NBCUniversal’s and ABC’s programmatic experimentation was primarily relegated to digital video and display inventory (with mobile soon to come) while ESPN flirted with automated TV ad spots.
“There’s no question we will see growth in private marketplaces for linear TV inventory operated by TV companies themselves or by third parties,” said Simulmedia’s Morgan. “And I call them marketplaces rather than exchanges because theyre more likely to be run like a Sotheby’s than like an eBay.”
In other words, TV inventory auctions will be highly curated.
“[Broadcasters] will make things available in a marketplace where it’s more portfolio-enabled, data-driven and audience-based, and they’ll use marketplace tools where they feel they can yield more for their inventory,” Morgan said.
Early Programmatic Headway
On the surface, it looked like 2014 was the year digital video met linear TV in a programmatic setting.
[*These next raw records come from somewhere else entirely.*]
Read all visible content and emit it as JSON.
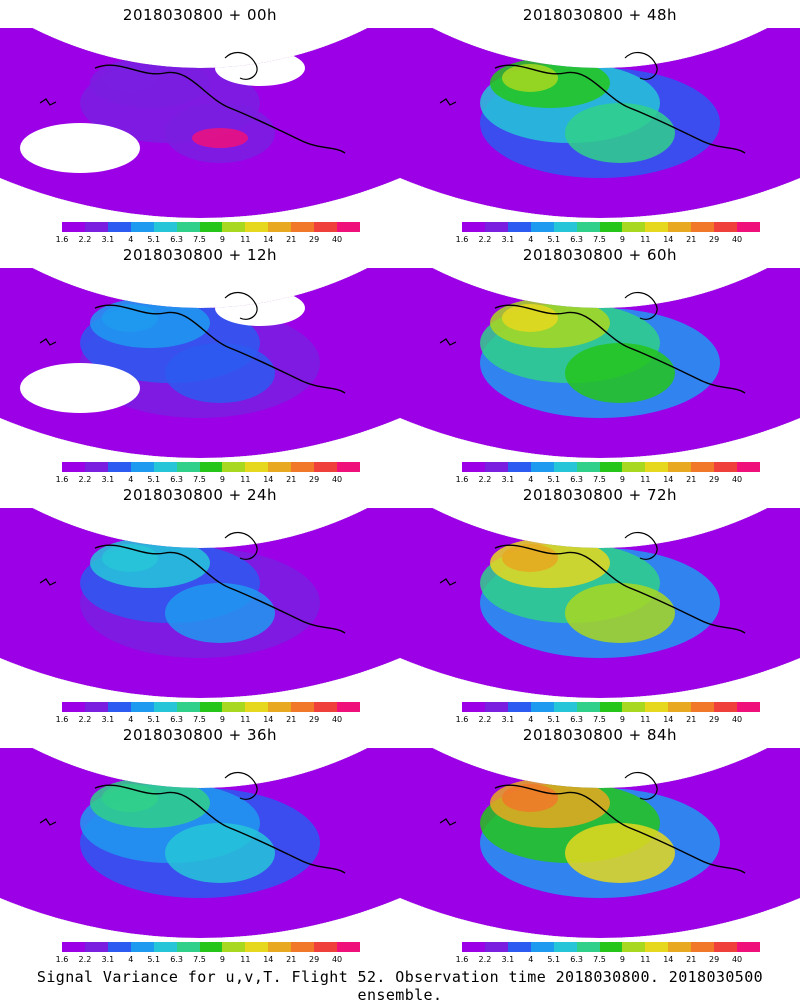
{
  "panels": [
    {
      "title": "2018030800  +  00h",
      "level": 0.1
    },
    {
      "title": "2018030800  +  48h",
      "level": 0.55
    },
    {
      "title": "2018030800  +  12h",
      "level": 0.25
    },
    {
      "title": "2018030800  +  60h",
      "level": 0.65
    },
    {
      "title": "2018030800  +  24h",
      "level": 0.35
    },
    {
      "title": "2018030800  +  72h",
      "level": 0.75
    },
    {
      "title": "2018030800  +  36h",
      "level": 0.45
    },
    {
      "title": "2018030800  +  84h",
      "level": 0.85
    }
  ],
  "colorbar": {
    "ticks": [
      "1.6",
      "2.2",
      "3.1",
      "4",
      "5.1",
      "6.3",
      "7.5",
      "9",
      "11",
      "14",
      "21",
      "29",
      "40"
    ],
    "colors": [
      "#9b00e6",
      "#7a1ee0",
      "#2b5bf0",
      "#1e9af0",
      "#26c6d8",
      "#30d08a",
      "#25c51a",
      "#a8d820",
      "#e6d81e",
      "#e8a820",
      "#f07828",
      "#f0403c",
      "#f0107a"
    ]
  },
  "footer": "Signal Variance for u,v,T. Flight 52. Observation time 2018030800. 2018030500 ensemble."
}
TubeMogul struck multiple TV supply-side deals and AOL combined TV ad targeting and digital to drive incremental reach.
While many of these companies have laid programmatic bricks, the word “programmatic” in TV is more about automated data application than real-time buying right now.
There’s virtually no linear TV inventory directly accessible (yet) through digital DSPs barring smaller-scale local buys, select primetime spots or, of course, digital video inventory from some of the networks.
“There will definitely be more automation and opportunity to take digital-like thinking about audience and optimization and apply that to TV,” Scheppach said. “The amount of data that’s coming to market is starting to open up, so agencies and (digital DSPs) of the world are trying to tell that data-optimization story, which is the right approach, but the reality is nothing’s connected.”
When these connections are made in the coming years, marketers will be able to buy across online video, video on demand and TV and “transact how it makes the most sense for them,” both on a commercial TV ratings and impressions basis, said ABC’s Midha.